Gottfried Benn hat in seinen späteren Jahren seiner bitteren Trauer über die unwiderrufliche Endlichkeit des menschlichen Lebens in einem zarten Rosengedicht unvergeßlichen Ausdruck verliehen. Die Rosen sind hier das Symbol für die einmalig kostbare, aber begrenzte menschliche Existenz – gerade die Schönheit der Pflanze macht ihre unvermeidliche Vergänglichkeit um so bitterer, und diese Qualität ist es, die sie zum Sinnbild des einzigartigen menschlichen Lebens geeignet macht, das ebenso unvermeidlich begrenzt und endlich ist. Benn spricht von der radikalen Endlichkeit des menschlichen Lebens, entgegen allem Glauben an ein Auferstehen.

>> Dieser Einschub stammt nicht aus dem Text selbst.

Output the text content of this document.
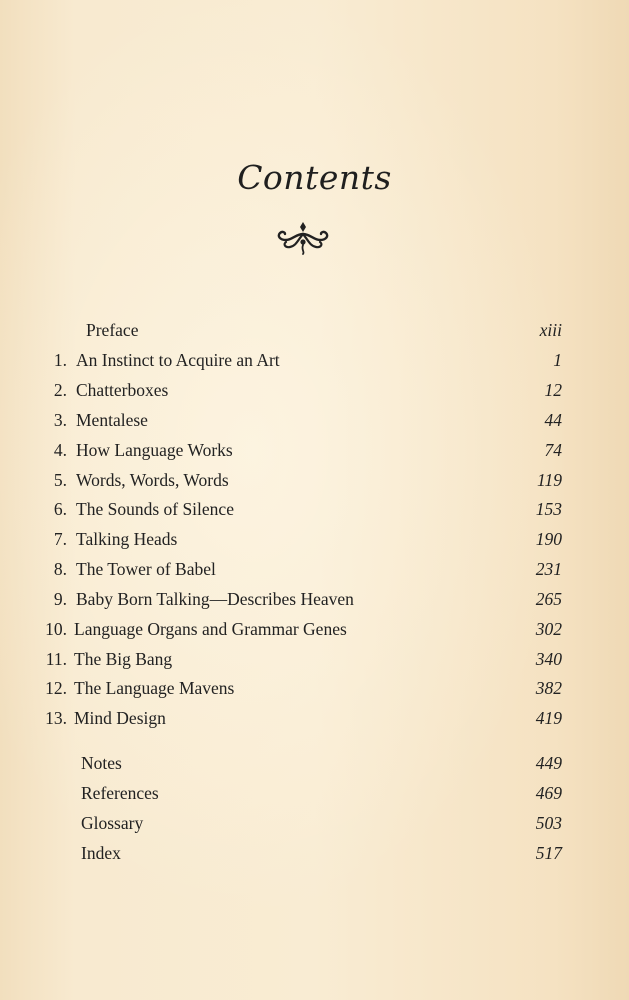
Contents
Preface	xiii
1. An Instinct to Acquire an Art	1
2. Chatterboxes	12
3. Mentalese	44
4. How Language Works	74
5. Words, Words, Words	119
6. The Sounds of Silence	153
7. Talking Heads	190
8. The Tower of Babel	231
9. Baby Born Talking—Describes Heaven	265
10. Language Organs and Grammar Genes	302
11. The Big Bang	340
12. The Language Mavens	382
13. Mind Design	419
Notes	449
References	469
Glossary	503
Index	517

Wenn erst die Rosen verrinnen
aus Vasen oder vom Strauch
und ihr Entblättern beginnen,
fallen die Tränen auch.

Traum von der Stunde Dauer,
Wechsel und Wiederbeginn,
Traum – vor der Tiefe der Trauer
blättern die Rosen hin.

Wahn von der Stunden Steigen
aller ins Auferstehen,
Wahn – vor dem Fallen, dem Schweigen,
wenn die Rosen vergehn.

In seinem letzten Brief an seinen Freund F.W. Oelze hat er die letzten Zeilen dann widerrufen: „Jene Stunde wird keine Schrecken haben, seien Sie beruhigt, wir werden nicht fallen wir werden steigen.“

Schließlich sei an das jubelnde Lied über Paris erinnert, dessen Melodie sich gerne im Ohr festsetzt, gesungen von Dana Winner:

Paris, du bist wie eine Rose,
Paris, du bist einmalig schön.

Das Lob ist keineswegs übertrieben, aus gärtnerischer Sicht ist es mehr als gerechtfertigt, weil Frankreich die geschicktesten Rosenzüchter hervorgebracht hat.